If there’s one thing that we love about Virginia’s odd-year election cycle, it’s that it stretches the already interminable political season into near-perpetuity, insuring that not a year goes by without a healthy dose of campaign shenanigans for us to laugh at, lacerate and lampoon to our snarky heart’s content.
Simply red? The state GOP is hell-bent on turning the state back around, and Virgil Goode could be a key player in its strategy.
Case in point? The current 24-month political smorgasbord that encompasses all sorts of local, statewide and national elections, from the Commonwealth’s House of Delegates and gubernatorial contests this November to the U.S. House face-offs in 2010. (Sadly, we don’t get another U.S. Senate match until 2012, but since it should feature the cantankerous incumbent Jim Webb, we can promise that it’ll be a good ’un!)
What’s that you say? You’d like a break from the non-stop barrage of inter-party sniping, obnoxious attack ads and irresolvable budget battles? Well, too bad, Chico! As the Birthplace of Presidents, it is Virginia’s solemn duty to make sure that someone, somewhere, is always involved in the messy business of running for office.
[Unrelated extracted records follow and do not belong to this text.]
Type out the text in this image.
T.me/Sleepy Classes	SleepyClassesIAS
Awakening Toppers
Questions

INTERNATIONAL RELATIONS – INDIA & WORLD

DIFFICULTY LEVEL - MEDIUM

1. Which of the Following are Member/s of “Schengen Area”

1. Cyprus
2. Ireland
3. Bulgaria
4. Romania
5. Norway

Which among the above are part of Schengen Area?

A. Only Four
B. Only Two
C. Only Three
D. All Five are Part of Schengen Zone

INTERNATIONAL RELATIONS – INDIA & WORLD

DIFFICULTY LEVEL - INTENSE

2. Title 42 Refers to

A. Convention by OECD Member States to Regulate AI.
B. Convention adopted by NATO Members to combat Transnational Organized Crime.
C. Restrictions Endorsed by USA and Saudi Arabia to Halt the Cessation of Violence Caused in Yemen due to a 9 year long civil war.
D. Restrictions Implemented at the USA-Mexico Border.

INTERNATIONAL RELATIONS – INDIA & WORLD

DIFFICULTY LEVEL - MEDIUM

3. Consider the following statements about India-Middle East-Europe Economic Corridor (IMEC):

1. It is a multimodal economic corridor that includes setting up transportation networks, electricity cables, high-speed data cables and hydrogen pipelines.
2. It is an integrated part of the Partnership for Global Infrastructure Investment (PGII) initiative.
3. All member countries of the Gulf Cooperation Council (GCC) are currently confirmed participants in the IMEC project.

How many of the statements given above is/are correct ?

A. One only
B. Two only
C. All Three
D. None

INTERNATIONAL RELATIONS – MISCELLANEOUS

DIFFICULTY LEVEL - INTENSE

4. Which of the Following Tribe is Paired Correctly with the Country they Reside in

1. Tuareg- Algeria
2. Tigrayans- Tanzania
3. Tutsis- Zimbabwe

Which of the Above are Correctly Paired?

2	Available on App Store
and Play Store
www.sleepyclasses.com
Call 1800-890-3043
If you don’t like it, you can always move to a state where they only hold elections every two years, hardly anyone votes, and the winners invariably quit or are forced to resign before term’s end—you know, like Alaska!
Anyway, the other great thing about the Old Dominion’s never-ending vote-a-thon is that it produces all sorts of weird statistics that aren’t possible in those boring, even-year-election states. Like, did you know that, ever since 1977, Virginia’s Governorship has always been won by the party that lost the previous year’s presidential election?
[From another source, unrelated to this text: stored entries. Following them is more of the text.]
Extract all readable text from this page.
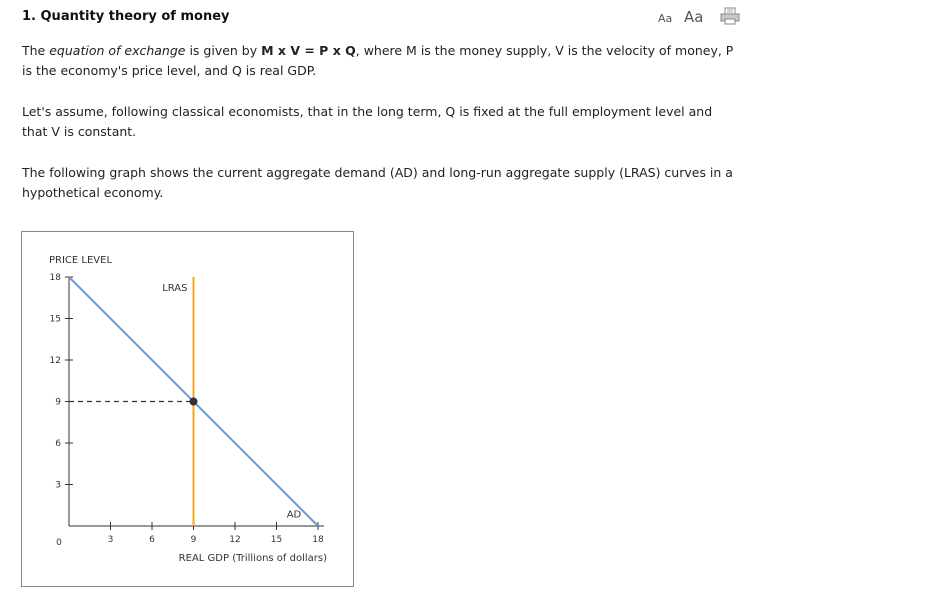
1. Quantity theory of money	Aa Aa

The equation of exchange is given by M x V = P x Q, where M is the money supply, V is the velocity of money, P is the economy's price level, and Q is real GDP.

Let's assume, following classical economists, that in the long term, Q is fixed at the full employment level and that V is constant.

The following graph shows the current aggregate demand (AD) and long-run aggregate supply (LRAS) curves in a hypothetical economy.

PRICE LEVEL
REAL GDP (Trillions of dollars)
0
18
15
12
9
6
3
3	6	9	12	15	18
LRAS
AD
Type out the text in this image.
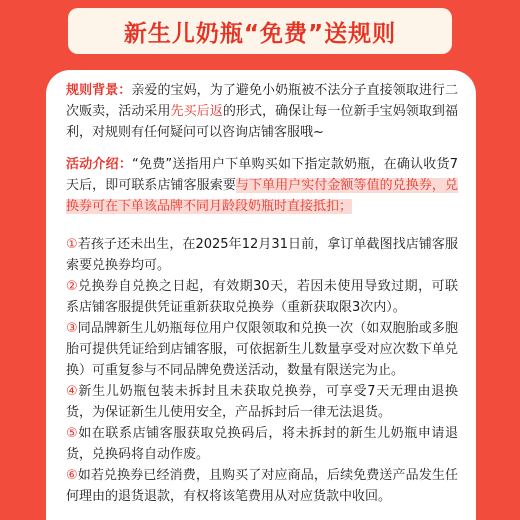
新生儿奶瓶“免费”送规则
规则背景：亲爱的宝妈，为了避免小奶瓶被不法分子直接领取进行二次贩卖，活动采用先买后返的形式，确保让每一位新手宝妈领取到福利，对规则有任何疑问可以咨询店铺客服哦~
活动介绍：“免费”送指用户下单购买如下指定款奶瓶，在确认收货7天后，即可联系店铺客服索要与下单用户实付金额等值的兑换券，兑换券可在下单该品牌不同月龄段奶瓶时直接抵扣；
①若孩子还未出生，在2025年12月31日前，拿订单截图找店铺客服索要兑换券均可。
②兑换券自兑换之日起，有效期30天，若因未使用导致过期，可联系店铺客服提供凭证重新获取兑换券（重新获取限3次内）。
③同品牌新生儿奶瓶每位用户仅限领取和兑换一次（如双胞胎或多胞胎可提供凭证给到店铺客服，可依据新生儿数量享受对应次数下单兑换）可重复参与不同品牌免费送活动，数量有限送完为止。
④新生儿奶瓶包装未拆封且未获取兑换券，可享受7天无理由退换货，为保证新生儿使用安全，产品拆封后一律无法退货。
⑤如在联系店铺客服获取兑换码后，将未拆封的新生儿奶瓶申请退货，兑换码将自动作废。
⑥如若兑换券已经消费，且购买了对应商品，后续免费送产品发生任何理由的退货退款，有权将该笔费用从对应货款中收回。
Well, we’ll tell you who does know that—the Virginia GOP, that’s who. And, now that they have a well-funded, bland-yet-amiable candidate in Bob McDonnell, party leaders are hoping that a decisive victory over Democrat Creigh Deeds will kick off a Republican resurgence across the Commonwealth.
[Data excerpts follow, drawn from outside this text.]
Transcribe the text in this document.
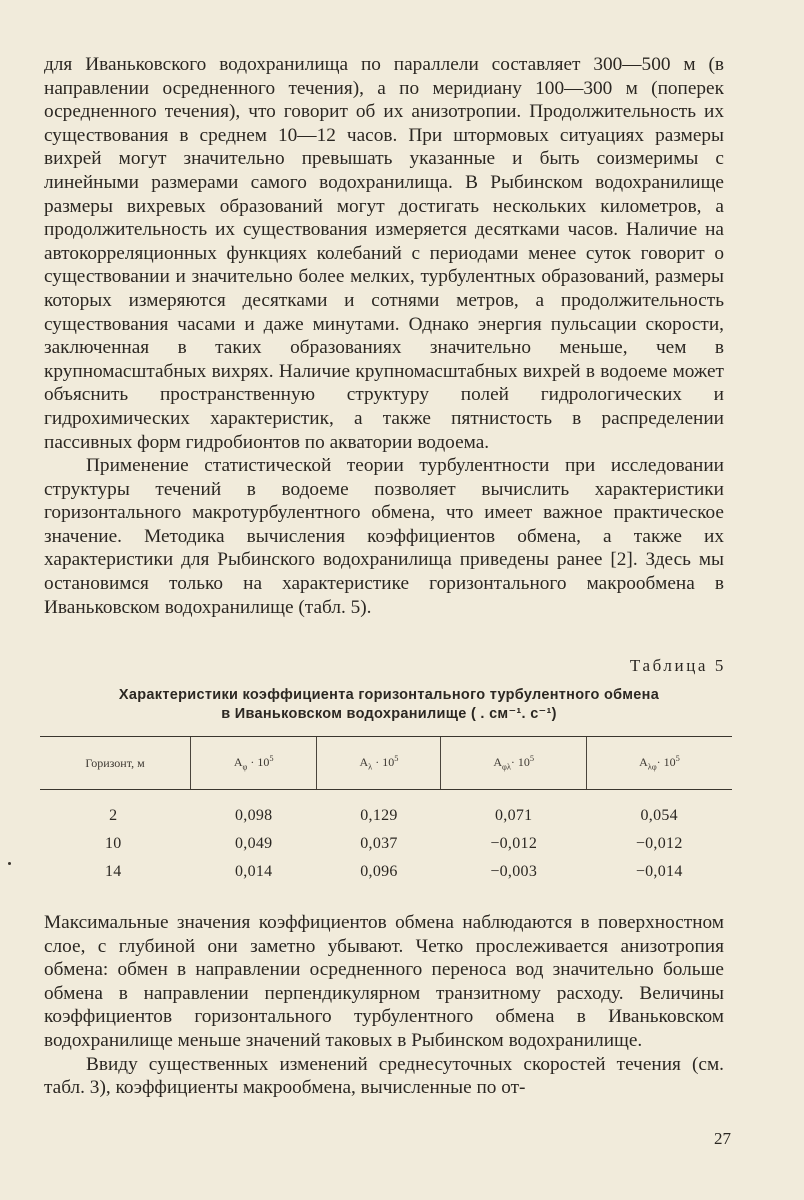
для Иваньковского водохранилища по параллели составляет 300—500 м (в направлении осредненного течения), а по меридиану 100—300 м (поперек осредненного течения), что говорит об их анизотропии. Продолжительность их существования в среднем 10—12 часов. При штормовых ситуациях размеры вихрей могут значительно превышать указанные и быть соизмеримы с линейными размерами самого водохранилища. В Рыбинском водохранилище размеры вихревых образований могут достигать нескольких километров, а продолжительность их существования измеряется десятками часов. Наличие на автокорреляционных функциях колебаний с периодами менее суток говорит о существовании и значительно более мелких, турбулентных образований, размеры которых измеряются десятками и сотнями метров, а продолжительность существования часами и даже минутами. Однако энергия пульсации скорости, заключенная в таких образованиях значительно меньше, чем в крупномасштабных вихрях. Наличие крупномасштабных вихрей в водоеме может объяснить пространственную структуру полей гидрологических и гидрохимических характеристик, а также пятнистость в распределении пассивных форм гидробионтов по акватории водоема.

Применение статистической теории турбулентности при исследовании структуры течений в водоеме позволяет вычислить характеристики горизонтального макротурбулентного обмена, что имеет важное практическое значение. Методика вычисления коэффициентов обмена, а также их характеристики для Рыбинского водохранилища приведены ранее [2]. Здесь мы остановимся только на характеристике горизонтального макрообмена в Иваньковском водохранилище (табл. 5).

Таблица 5
Характеристики коэффициента горизонтального турбулентного обмена
в Иваньковском водохранилище ( . см⁻¹. с⁻¹)
Горизонт, м	$A_\varphi \cdot 10^5$	$A_\lambda \cdot 10^5$	$A_{\varphi\lambda}\cdot 10^5$	$A_{\lambda\varphi}\cdot 10^5$
2	0,098	0,129	0,071	0,054
10	0,049	0,037	−0,012	−0,012
14	0,014	0,096	−0,003	−0,014

Максимальные значения коэффициентов обмена наблюдаются в поверхностном слое, с глубиной они заметно убывают. Четко прослеживается анизотропия обмена: обмен в направлении осредненного переноса вод значительно больше обмена в направлении перпендикулярном транзитному расходу. Величины коэффициентов горизонтального турбулентного обмена в Иваньковском водохранилище меньше значений таковых в Рыбинском водохранилище.

Ввиду существенных изменений среднесуточных скоростей течения (см. табл. 3), коэффициенты макрообмена, вычисленные по от-

27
In fact, not only is the Republican Party of Virginia already vowing to expand its razor-thin six-seat Delegate majority this year (by, for example, mounting challenges to 15 of Fairfax County’s 17 House seats), but is already making noises about picking off a few Democrats on the national level in 2010.
Top on their hit list, of course, is U.S. Rep. Tom Perriello, the giant-slayer who squeaked past long-term incumbent Virgil Goode by a mere 727 votes. Assisted by the National Republican Congressional Committee, which has promised to run ads slamming Perriello’s voting record, the RPV is dead-set on repainting the Fifth District a vibrant shade of red.
And then? Well, with the GOP elephant on the rampage, perhaps ex-Senator George Allen (who has, after all, just announced plans to publish a book titled The Triumph of Character) will somehow overcome his career-ending “Macaca” moment and best Senator Webb in a knock-down-drag-out rematch in 2012.
Still not enough for you? Well, don’t count out Virginia’s ambitious Congressman Eric Cantor, who has just signaled his presidential ambitions by starting a Political Action Committee called “Every Republican Is Crucial.” (ERIC, get it?)
That’s right: Governor McDonnell, Representative Goode, Senator Allen and President Cantor. Hmm… maybe a move to Alaska is warranted, after all.